Fans who have been keeping track know that the animation department for Warner Bros. and DC Comics has, for the most part, been doing a fantastic job with their animated features for over a decade. They have tackled new material, continuations of past iterations and, like this film, adaptations of beloved arcs from the comics. As with most DC releases they tend to go for the characters that are easiest to appeal to wide audiences, Batman, Superman, Wonder Woman, and a smattering of other Justice League members.
This latest release is the second half of the animated adaptation of “Batman: The Long Halloween.” As with all stories split into multiple films or episodes, it can be hard to discuss and review their merits and faults as a singular piece, rather than a part of a greater whole and Batman: The Long Halloween – Part Two is no different. As this movie opens, viewers are dropped right into the action as Bruce Wayne has been under the thrall of Poison Ivy for months. Completely unaware of this mind control and having been forced to take actions at the whim of the super villain, Bruce is rescued by none other than Selina Kyle/Catwoman. Selina has figured out who Bruce masquerades as at night and helps free him, and take down Ivy.
It’s an exciting, and somewhat disorienting opening sequence. We feel almost as lost as Bruce, unaware of where we are in the story. Once he and we come to, the movie propels the story forward at a breakneck speed that is both necessary and bit disjointed. That is definitely the movie’s biggest fault. As it moves from vignette to vignette, it beings to feel like it doesn’t know what the point of the story is after a while. It is a lot of material to get through. We have to cover Batman’s detective skills, the majority of his rogue’s gallery who appear in this film, the fall and destruction of Harvey Dent’s mind and body, the further exploits and reveal of the Holiday killer, more Falcone family drama, closure to the story as a whole, and any other character beats that are important to the overall plot.
Fans of the first half and/or of the original story will find plenty to enjoy, as it is a competently made feature. Unfortunately, there is something missing that simply does not pull in the viewer like the first film did. The animation is just as beautiful as the first half. The action sequences and laundry list of character designs speak highly to that. And again, as wonderful as it would have been to see a version of Tim Sale’s work done here, it is fully understandable that that would have been quite the undertaking and removed this film from the stylistic canon of most of the other modern DC/WB animated features.
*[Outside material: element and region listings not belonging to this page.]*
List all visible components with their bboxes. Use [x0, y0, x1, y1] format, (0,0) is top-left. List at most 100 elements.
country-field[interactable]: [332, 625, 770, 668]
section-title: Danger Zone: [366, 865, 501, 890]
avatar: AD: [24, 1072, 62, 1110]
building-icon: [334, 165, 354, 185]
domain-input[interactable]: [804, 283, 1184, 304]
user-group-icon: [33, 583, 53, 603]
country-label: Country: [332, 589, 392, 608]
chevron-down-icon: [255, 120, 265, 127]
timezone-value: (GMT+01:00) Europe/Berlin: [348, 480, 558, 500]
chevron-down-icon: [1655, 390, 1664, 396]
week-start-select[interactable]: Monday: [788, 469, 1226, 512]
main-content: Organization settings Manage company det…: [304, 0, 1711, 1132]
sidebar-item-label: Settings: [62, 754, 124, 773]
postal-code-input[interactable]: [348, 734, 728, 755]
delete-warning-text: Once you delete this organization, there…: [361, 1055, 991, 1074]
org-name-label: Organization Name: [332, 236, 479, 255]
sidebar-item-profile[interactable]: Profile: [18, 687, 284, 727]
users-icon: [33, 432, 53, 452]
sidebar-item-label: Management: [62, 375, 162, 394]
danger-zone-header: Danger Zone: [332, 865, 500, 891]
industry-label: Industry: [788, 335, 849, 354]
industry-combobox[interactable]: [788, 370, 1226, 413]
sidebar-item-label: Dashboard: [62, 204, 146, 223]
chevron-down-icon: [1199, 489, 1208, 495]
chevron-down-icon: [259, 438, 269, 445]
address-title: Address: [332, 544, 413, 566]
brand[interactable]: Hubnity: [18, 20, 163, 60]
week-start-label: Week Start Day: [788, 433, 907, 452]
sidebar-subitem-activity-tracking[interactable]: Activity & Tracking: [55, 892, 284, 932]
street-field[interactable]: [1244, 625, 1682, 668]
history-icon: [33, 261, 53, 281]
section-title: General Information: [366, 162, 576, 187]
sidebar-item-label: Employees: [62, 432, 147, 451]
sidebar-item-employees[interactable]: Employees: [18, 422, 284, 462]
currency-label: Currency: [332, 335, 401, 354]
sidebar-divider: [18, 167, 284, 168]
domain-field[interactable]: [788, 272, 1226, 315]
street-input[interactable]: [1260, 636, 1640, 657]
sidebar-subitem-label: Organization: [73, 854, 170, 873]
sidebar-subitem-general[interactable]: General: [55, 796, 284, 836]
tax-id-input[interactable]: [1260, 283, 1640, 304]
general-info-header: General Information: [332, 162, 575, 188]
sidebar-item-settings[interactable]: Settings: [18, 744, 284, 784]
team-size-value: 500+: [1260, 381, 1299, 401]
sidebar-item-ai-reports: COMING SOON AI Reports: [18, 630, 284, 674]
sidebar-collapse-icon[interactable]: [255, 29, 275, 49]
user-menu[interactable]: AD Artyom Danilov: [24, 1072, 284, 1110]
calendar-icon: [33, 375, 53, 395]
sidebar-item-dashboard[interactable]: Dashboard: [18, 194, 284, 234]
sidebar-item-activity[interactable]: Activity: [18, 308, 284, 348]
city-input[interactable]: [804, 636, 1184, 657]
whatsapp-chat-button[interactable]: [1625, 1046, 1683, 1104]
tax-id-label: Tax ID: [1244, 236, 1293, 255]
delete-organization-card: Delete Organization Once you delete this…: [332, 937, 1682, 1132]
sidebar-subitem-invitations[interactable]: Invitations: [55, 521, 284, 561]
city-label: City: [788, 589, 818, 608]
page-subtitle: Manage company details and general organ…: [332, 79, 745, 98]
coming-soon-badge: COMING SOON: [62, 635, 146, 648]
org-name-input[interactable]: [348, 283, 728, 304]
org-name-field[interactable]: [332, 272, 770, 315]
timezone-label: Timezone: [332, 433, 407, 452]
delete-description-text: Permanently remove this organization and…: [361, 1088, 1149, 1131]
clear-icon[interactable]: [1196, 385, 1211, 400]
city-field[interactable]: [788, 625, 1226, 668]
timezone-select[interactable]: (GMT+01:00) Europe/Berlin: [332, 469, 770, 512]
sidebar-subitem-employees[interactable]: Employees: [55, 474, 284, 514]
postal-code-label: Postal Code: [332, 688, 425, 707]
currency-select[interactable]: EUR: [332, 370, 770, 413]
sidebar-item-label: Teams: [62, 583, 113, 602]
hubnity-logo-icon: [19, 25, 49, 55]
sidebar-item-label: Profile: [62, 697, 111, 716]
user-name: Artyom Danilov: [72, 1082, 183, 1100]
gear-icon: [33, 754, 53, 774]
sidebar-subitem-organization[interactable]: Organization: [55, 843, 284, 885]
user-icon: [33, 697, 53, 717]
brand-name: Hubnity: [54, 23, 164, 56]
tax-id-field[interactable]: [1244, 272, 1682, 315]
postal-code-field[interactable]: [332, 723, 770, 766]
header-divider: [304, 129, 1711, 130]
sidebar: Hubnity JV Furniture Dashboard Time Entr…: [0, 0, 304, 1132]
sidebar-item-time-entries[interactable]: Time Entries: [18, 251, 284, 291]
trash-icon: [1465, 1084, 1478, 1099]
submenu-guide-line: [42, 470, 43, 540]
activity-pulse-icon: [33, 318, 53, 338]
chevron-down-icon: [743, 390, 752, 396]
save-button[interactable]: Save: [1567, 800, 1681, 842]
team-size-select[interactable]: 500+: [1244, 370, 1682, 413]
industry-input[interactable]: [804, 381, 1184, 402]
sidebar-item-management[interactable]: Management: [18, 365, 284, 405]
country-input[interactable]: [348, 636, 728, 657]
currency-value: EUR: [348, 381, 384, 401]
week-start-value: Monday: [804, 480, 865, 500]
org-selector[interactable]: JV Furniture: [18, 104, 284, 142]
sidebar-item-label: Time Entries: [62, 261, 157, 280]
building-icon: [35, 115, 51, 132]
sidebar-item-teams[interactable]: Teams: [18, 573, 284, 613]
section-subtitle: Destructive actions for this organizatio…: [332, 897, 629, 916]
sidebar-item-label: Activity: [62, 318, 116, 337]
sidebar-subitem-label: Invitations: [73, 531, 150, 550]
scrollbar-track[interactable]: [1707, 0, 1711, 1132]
Once again the entire voice cast is an absolute knockout. Jensen Ackles continues to impress as both Batman and Bruce Wayne. His strength and tough resolve continue to grow in this portion of the story and Jensen brings it in spades. The youth and naivety of this younger Batman is undeniable as well. Naya Rivera thankfully gets a bit more to do this time around, with both a bit more dramatic dialogue and effectively placed zingers during fight scenes. It is a solid final voice performance from the actress, but the weight of her loss can’t help but be felt, even through an animated character. Troy Baker, Billy Burke, David Dastmalchian, and the rest of the supporting all return as their respective characters and do a truly wonderful job, but Josh Duhamel is true stand out this time around. His work as Harvey Dent in the first half was fantastic, as he fully embodied the character. It was like hearing a completely different person on screen than the one millions of people have come to know in his live action roles. He was Harvey Dent, and now that we have reached the point in which we must say goodbye to Gotham’s white knight as he makes his tragic fall to tortured, duplicitous, villain: Two-Face. The change in voice work between Harvey and Two-Face is fantastic. Once again fully becoming an entirely new character. Duhamel takes on Dent, Dent’s angry inner voice, and the fully venomous and horrifying voice of the scarred Two-Face, and magically makes them work all from one person. As this take on Two-Face has been the groundwork for so many other versions, it’s easy to become complacent and mentally skim over it as its re-told, but the performance here brings the power back to the build up and loss of Harvey Dent.
It is exciting and fun to see Scarecrow and Mad Hatter working together, Solomon Grundy and Two-Face coming face to face to face in the sewers, and the Joker attempting to wrangle the chaos of one of the worst years Gotham has ever seen into something that suits his sick sense of humor, but the fact is that it simply is far too much material to give all of it its full due. The Falcone family drama is thematically rich, but even it begins to drift away from the story, even though it is crucial to the core of the plot. The mystery of who the Holiday killer is, will always work no matter what form or medium the story takes. The early, detective-centric days of Batman’s career are fascinating and seeing him and other heroes jump to the wrong conclusions before the dark truth is finally revealed makes for an excellent and truly harrowing noir story.
While it ultimately ends being a mostly faithful adaptation, there is something lost in translation from page to screen. It works along with the first film, but on its own it is a decent, but underwhelming follow-up and closing to the tale. The whole simply doesn’t live up to the sum of its terrific parts.